Many forms of diversity—including race, socio-economic background, national origin, sex, age, ability/disability, and marital status—factor significantly into how one experiences, and benefits from, higher education. However, America’s particularly problematic history with slavery and discrimination based upon national origins poses unique challenges for higher education institutions.
. . . Christian education must have a special commitment to cultivating the diverse cultures and perspectives within it, while also critically engaging them.

The statement concludes with a series of practices that the College aspires to, including repentance and openness to correction.

Beginning this fall, elements from the Unity in Diversity commitment will become a part of the public pledge that students make when they sign the Honor Code.

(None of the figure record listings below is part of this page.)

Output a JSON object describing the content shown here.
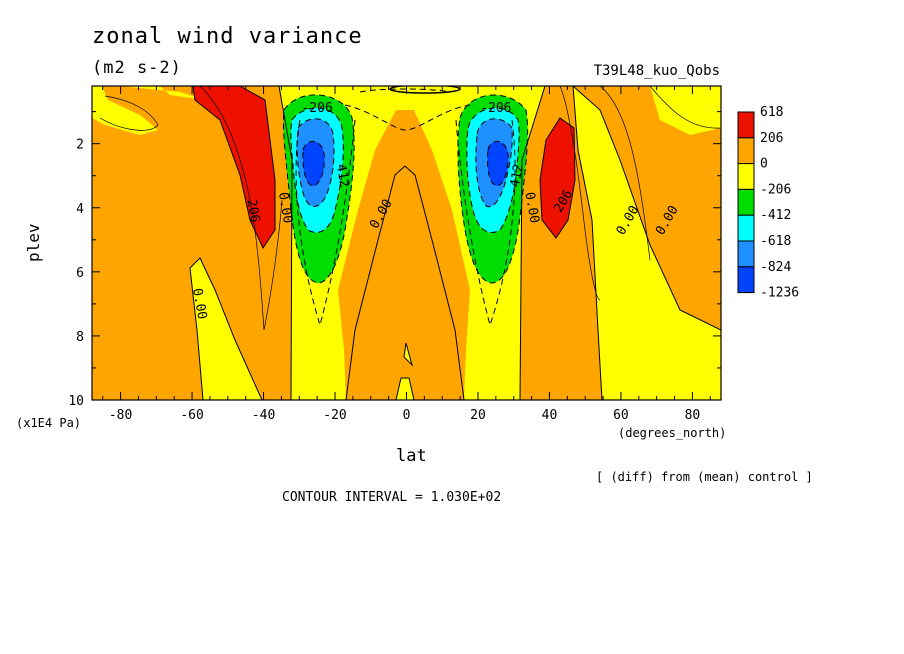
{
  "header": {
    "title": "zonal wind variance",
    "units": "(m2 s-2)",
    "run_label": "T39L48_kuo_Qobs"
  },
  "footer": {
    "note": "[ (diff) from (mean) control ]",
    "contour_interval": "CONTOUR INTERVAL = 1.030E+02"
  },
  "colors": {
    "red": "#ee1100",
    "orange": "#ffa500",
    "yellow": "#ffff00",
    "green": "#00dd00",
    "cyan": "#00ffff",
    "lightblue": "#1e90ff",
    "blue": "#0044ff"
  },
  "chart_data": {
    "type": "contour",
    "xlabel": "lat",
    "ylabel": "plev",
    "x_unit": "(degrees_north)",
    "y_unit": "(x1E4 Pa)",
    "xlim": [
      -88,
      88
    ],
    "ylim": [
      10,
      0.2
    ],
    "x_ticks": [
      -80,
      -60,
      -40,
      -20,
      0,
      20,
      40,
      60,
      80
    ],
    "x_tick_labels": [
      "-80",
      "-60",
      "-40",
      "-20",
      "0",
      "20",
      "40",
      "60",
      "80"
    ],
    "y_ticks": [
      2,
      4,
      6,
      8,
      10
    ],
    "y_tick_labels": [
      "2",
      "4",
      "6",
      "8",
      "10"
    ],
    "color_levels": [
      {
        "label": "618",
        "color": "#ee1100"
      },
      {
        "label": "206",
        "color": "#ffa500"
      },
      {
        "label": "0",
        "color": "#ffff00"
      },
      {
        "label": "-206",
        "color": "#00dd00"
      },
      {
        "label": "-412",
        "color": "#00ffff"
      },
      {
        "label": "-618",
        "color": "#1e90ff"
      },
      {
        "label": "-824",
        "color": "#0044ff"
      },
      {
        "label": "-1236",
        "color": ""
      }
    ],
    "contour_labels": [
      {
        "text": "-206",
        "lat": -25,
        "p": 0.9,
        "angle": 0
      },
      {
        "text": "-206",
        "lat": 25,
        "p": 0.9,
        "angle": 0
      },
      {
        "text": "412",
        "lat": -18,
        "p": 3.0,
        "angle": 80
      },
      {
        "text": "412",
        "lat": 31,
        "p": 3.0,
        "angle": -80
      },
      {
        "text": "0.00",
        "lat": -34,
        "p": 4.0,
        "angle": 80
      },
      {
        "text": "0.00",
        "lat": 35,
        "p": 4.0,
        "angle": 80
      },
      {
        "text": "206",
        "lat": -43,
        "p": 4.1,
        "angle": 80
      },
      {
        "text": "206",
        "lat": 44,
        "p": 3.8,
        "angle": -60
      },
      {
        "text": "0.00",
        "lat": -7,
        "p": 4.2,
        "angle": -60
      },
      {
        "text": "0.00",
        "lat": 62,
        "p": 4.4,
        "angle": -60
      },
      {
        "text": "0.00",
        "lat": 73,
        "p": 4.4,
        "angle": -60
      },
      {
        "text": "0.00",
        "lat": -58,
        "p": 7.0,
        "angle": 80
      }
    ]
  }
}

Staff and faculty will be held to this standard via the Employee Handbook.

A biblical vision for unity within ethnic diversity was one of several proposals that came out of then-president Dr. Gregory Alan Thornbury’s Commission on Multi-Ethnicity. In their 2016 Findings Report, Commission members cite Azusa Pacific University professor Dr. Laurie Schreiner’s observation that “Students of color experience predominantly white campuses in significantly different ways from white students,” especially regarding levels of satisfaction and sense of belonging, and noted that this was also the case on the King’s campus.[1] In April 2017, the Commission submitted a series of proposals to help the College provide ethnic minority students the same opportunities to flourish as other students.

Another of those proposals was to create an academic institute focused on the contributions of Black Christian communities to Christianity worldwide. The Center for the Study of Christianity and the Black Experience was announced on Friday after several years of planning and an initial organizational meeting in November 2019.

The new commitment and center supplement other steps the College is taking to shape students’ moral imaginations and provide education about racial and ethnic diversity. On Thursday, June 18, President Tim Gibson hosted “Serpent in the Garden: Christian Perspectives on Race Relations in America,” a webinar featuring Dr. Anthony Bradley, Dr. David Tubbs, Dr. Dru Johnson, and Dr. Dami Kabiawu. Additionally, Student Development is planning to partner with on-campus and outside organizations to host conversations around race and justice this coming academic year.

[1] Laurie A. Schreiner, “Different Pathways to Thriving Among Students of Color: An Untapped Opportunity for Success,” About Campus 19, no. 5 (2014): 12.